“It’s this way,” he explained as he slipped out of his outside things. “I’m spending the winter up on the hill, in the hotel lodge. It’s been getting sort of lonesome there lately since winter set in, so I thought—I—it seemed sort of nice to come around and look up some of the neighbors.” David finished out of breath.

Alfredo and his mother exchanged glances.

“That is good,” said the boy at last. “You are the first one, and we, too, have been what you call ‘lonesome.’”

“I’m awfully sorry.” And this time David held out the unmittened fist. “Say, do you mind if I build up that fire a little? It looks sort of—sick.”

“Ah!” The woman held up protesting hands. “Alfredo is too sick but to lie still.
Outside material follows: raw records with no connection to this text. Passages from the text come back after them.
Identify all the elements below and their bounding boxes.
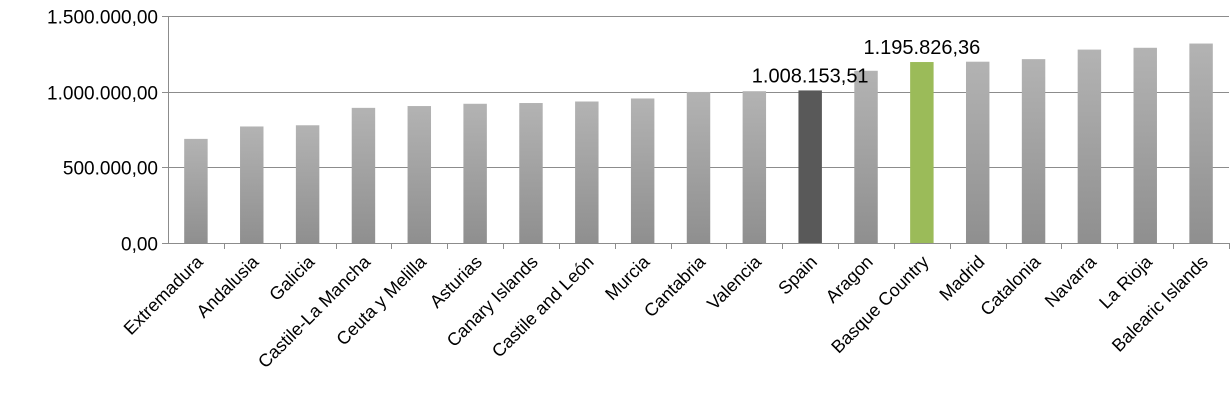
bar-cantabria: [686, 91, 711, 243]
bar-aragon: [854, 70, 878, 243]
bar-castile-and-le-n: [575, 101, 599, 244]
x-category-label: Catalonia: [976, 251, 1045, 320]
x-category-label: Balearic Islands: [1108, 252, 1212, 356]
x-category-label: Galicia: [265, 251, 319, 305]
bar-castile-la-mancha: [351, 107, 376, 243]
bar-asturias: [463, 103, 487, 243]
y-tick-label: 1.000.000,00: [47, 84, 158, 105]
bar-catalonia: [1021, 59, 1046, 243]
bar-canary-islands: [519, 103, 543, 244]
bars: [184, 43, 1213, 244]
x-category-label: Castile and León: [488, 252, 598, 362]
x-category-label: Spain: [774, 252, 821, 299]
data-label: 1.008.153,51: [752, 65, 869, 87]
x-category-label: Navarra: [1041, 251, 1101, 311]
x-category-label: Aragon: [822, 252, 877, 307]
bar-balearic-islands: [1189, 43, 1213, 244]
bar-extremadura: [184, 138, 208, 243]
bar-galicia: [295, 125, 320, 243]
x-category-label: Basque Country: [827, 252, 932, 357]
bar-madrid: [965, 61, 990, 243]
bar-andalusia: [240, 126, 264, 243]
bar-la-rioja: [1133, 47, 1157, 243]
x-category-label: Madrid: [935, 252, 988, 305]
y-tick-label: 0,00: [121, 235, 158, 256]
bar-valencia: [742, 91, 767, 243]
x-category-label: Cantabria: [640, 251, 710, 321]
bar-basque-country: [910, 62, 934, 243]
bar-navarra: [1077, 49, 1102, 243]
x-category-label: Extremadura: [120, 251, 208, 339]
data-label: 1.195.826,36: [863, 37, 980, 59]
bar-spain: [798, 90, 822, 243]
axes: [162, 16, 1230, 249]
x-category-label: Andalusia: [193, 251, 264, 322]
y-tick-label: 1.500.000,00: [47, 8, 158, 29]
bar-ceuta-y-melilla: [407, 106, 432, 243]
x-category-label: Valencia: [703, 251, 766, 314]
bar-murcia: [630, 98, 655, 243]
x-category-label: Murcia: [601, 251, 654, 304]
y-tick-label: 500.000,00: [63, 159, 158, 180]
And I—what do I know about building fires in open places with wood? It is only the carbon I know, and the shut stove. And when our servant leave us three—four day ago and no one ever comes near to us I think then that we die of the cold before long time.”

Tears of utter despair showed in the woman’s eyes; and David found his own growing sympathetically moist.

“Oh, no! Barney wouldn’t let that happen—not to any one.”

It really was dreadful to find a sick boy and a woman alone—strangers in this country—with the cold and the loneliness to fight.

“Now you tell me where the wood is, and I’ll have a cracker-jack fire in a minute. Barney’s showed me how. I can make ’em burn even when the wood’s damp.” David did not finish without a tinge of pride in his tone.

He made several trips to the little back room beyond the kitchen which served as woodshed, and in a few minutes he had a generous stack of logs and kindlings beside the hearth and a roaring fire blazing up the big chimney. The glow and warmth lit up Alfredo’s cheeks and kindled a new life in the woman’s eyes. Such a little thing it takes sometimes to put the hearts back in people.